In December 2012, the Utilities issued $19,700,000 in refunding revenue bonds payable over 10-years at 1.45% to advance refund $20,800,000 in 2002A and 2002B Wastewater bonds and loans.
ONE OF MANY COMPARATIVE ANALYSES:
Huntertown’s WWTP Capital Investment cost estimate: $14,200,000
Fort Wayne’s 2012 Personnel Admin and Contract costs $17,737,374
TO OUR EEL TOWNSHIP NEIGHBORS
One day in the future, your rural septic systems and wells will become obsolete and you will be required by law to hook up to an approved utility service.
If you live within the service boundary of Churubuso, their treated wastewater is discharged into receiving waters consisting of Churubusco Branch, thence to Martin Johnson Ditch, and finally to the Eel River.
This may not happen in your lifetime, but the vigorous, vibrant growth of this area of Allen County is undeniable. Developers are actively surveying opportunities.
One prominent Eel River resident spokesperson was a willing seller of a potential parcel to be used for Huntertown’s WWTP. However after soil tests, the site was deemed unsuitable. That same willing seller then immediately became an opponent of the project. Personal convictions may come and go, but the truth is forever.
Paying the City’s Consultant to advise you on strategy and outcomes is awkward. Both he and the City have but one objective – EVERY RATE PAYER THEY CAN POSSIBLY PULL IN TO HELP PAY FOR THEIR 100-YEAR OLD MISTAKE.

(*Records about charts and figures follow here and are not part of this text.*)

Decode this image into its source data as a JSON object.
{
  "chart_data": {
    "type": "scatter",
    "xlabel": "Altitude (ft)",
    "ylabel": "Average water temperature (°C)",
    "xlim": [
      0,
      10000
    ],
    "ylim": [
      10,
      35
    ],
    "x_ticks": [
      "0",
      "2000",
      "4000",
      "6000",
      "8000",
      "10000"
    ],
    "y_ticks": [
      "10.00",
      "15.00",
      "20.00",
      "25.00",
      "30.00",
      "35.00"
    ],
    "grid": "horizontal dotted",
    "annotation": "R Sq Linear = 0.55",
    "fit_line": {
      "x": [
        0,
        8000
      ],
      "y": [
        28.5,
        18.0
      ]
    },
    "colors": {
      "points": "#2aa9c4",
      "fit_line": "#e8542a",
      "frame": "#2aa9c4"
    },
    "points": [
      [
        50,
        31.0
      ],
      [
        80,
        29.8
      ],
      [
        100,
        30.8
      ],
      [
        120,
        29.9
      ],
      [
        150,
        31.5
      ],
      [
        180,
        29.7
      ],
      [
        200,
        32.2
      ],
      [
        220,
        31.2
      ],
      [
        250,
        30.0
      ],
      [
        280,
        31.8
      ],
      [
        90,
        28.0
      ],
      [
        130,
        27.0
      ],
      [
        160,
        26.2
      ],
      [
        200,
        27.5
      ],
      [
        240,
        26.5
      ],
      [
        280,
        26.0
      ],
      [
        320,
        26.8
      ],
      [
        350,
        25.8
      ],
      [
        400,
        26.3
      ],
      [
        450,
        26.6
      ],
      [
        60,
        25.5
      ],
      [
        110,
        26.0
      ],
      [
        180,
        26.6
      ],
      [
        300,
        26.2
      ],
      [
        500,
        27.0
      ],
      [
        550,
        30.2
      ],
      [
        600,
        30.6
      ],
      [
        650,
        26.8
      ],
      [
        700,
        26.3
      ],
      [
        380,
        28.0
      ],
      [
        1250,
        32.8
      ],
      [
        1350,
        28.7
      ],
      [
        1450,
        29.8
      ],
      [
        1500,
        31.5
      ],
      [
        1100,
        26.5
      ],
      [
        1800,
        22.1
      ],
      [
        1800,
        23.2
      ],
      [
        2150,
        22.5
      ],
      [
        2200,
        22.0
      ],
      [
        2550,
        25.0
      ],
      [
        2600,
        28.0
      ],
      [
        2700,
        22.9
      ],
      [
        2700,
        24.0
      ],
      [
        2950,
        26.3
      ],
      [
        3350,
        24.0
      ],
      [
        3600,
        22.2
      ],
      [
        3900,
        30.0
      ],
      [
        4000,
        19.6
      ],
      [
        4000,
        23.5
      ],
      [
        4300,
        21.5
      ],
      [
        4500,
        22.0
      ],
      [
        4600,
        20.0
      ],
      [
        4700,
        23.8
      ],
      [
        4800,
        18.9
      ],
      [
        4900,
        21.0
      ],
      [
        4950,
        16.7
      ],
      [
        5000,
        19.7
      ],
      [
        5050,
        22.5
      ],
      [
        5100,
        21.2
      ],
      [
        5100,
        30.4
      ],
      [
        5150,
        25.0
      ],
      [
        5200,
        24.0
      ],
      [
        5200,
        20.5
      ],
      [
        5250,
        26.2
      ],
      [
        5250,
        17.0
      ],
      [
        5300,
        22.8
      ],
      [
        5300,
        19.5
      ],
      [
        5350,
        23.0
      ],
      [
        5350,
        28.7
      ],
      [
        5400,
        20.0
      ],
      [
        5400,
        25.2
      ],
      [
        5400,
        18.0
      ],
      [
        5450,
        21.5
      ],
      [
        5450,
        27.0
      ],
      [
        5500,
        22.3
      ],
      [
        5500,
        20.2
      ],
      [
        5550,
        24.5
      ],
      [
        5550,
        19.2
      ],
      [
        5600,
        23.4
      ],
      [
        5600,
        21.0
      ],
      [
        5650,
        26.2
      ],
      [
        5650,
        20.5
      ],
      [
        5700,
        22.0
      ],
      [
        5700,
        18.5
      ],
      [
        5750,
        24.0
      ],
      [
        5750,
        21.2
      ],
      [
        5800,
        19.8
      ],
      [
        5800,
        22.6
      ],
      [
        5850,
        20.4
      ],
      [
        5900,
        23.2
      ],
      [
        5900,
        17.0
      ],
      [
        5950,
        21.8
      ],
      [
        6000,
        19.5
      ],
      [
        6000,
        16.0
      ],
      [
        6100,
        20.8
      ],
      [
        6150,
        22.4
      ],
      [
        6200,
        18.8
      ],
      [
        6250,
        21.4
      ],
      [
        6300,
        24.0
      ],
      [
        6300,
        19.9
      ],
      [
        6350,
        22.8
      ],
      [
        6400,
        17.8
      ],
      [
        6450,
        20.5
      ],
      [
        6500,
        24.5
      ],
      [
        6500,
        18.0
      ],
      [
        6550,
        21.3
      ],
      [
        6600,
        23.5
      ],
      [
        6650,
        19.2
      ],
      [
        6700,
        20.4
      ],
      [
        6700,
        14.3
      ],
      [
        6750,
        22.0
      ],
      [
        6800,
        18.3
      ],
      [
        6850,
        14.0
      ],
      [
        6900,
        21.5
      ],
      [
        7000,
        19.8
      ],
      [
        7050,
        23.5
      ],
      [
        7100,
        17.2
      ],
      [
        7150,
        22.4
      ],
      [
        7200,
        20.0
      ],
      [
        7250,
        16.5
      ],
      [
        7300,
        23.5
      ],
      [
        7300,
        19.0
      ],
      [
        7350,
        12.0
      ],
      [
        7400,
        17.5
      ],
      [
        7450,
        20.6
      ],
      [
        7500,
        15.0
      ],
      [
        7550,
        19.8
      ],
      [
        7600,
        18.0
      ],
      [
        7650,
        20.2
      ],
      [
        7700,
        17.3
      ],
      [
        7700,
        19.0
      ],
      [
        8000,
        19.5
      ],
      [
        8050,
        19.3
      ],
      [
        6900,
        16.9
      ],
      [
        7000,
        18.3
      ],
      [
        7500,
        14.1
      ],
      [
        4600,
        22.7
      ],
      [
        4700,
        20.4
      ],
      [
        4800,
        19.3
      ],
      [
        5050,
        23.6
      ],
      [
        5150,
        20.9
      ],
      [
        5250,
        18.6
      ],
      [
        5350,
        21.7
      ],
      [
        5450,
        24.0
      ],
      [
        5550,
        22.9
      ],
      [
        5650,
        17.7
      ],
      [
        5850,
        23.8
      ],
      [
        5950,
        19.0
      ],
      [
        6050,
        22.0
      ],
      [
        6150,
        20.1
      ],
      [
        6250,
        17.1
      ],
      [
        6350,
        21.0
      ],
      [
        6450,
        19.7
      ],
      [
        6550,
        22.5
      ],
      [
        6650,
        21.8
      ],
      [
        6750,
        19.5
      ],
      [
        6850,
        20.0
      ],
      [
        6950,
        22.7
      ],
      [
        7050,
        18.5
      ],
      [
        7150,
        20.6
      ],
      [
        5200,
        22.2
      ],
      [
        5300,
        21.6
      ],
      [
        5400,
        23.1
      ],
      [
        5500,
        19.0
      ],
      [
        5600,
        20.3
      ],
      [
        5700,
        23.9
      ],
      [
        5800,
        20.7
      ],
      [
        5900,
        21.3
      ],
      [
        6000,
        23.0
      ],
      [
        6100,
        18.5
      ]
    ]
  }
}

Eventually you will either be a member of the Fort Wayne Utility Commune, never able to back away as costs grow exponentially, or a valued member and customer of a small town - thriving in a big city environment.
— Jerome Byanski is owner, creative planner and administrator of Earthplan, which provides extensive park planning services throughout Indiana. Byanski has supervised the planning, construction and maintenance of parks and park facilities for over 40-years, including serving as Superintendent of Parks in Fort Wayne where he was tasked with maintaining 80-plus properties.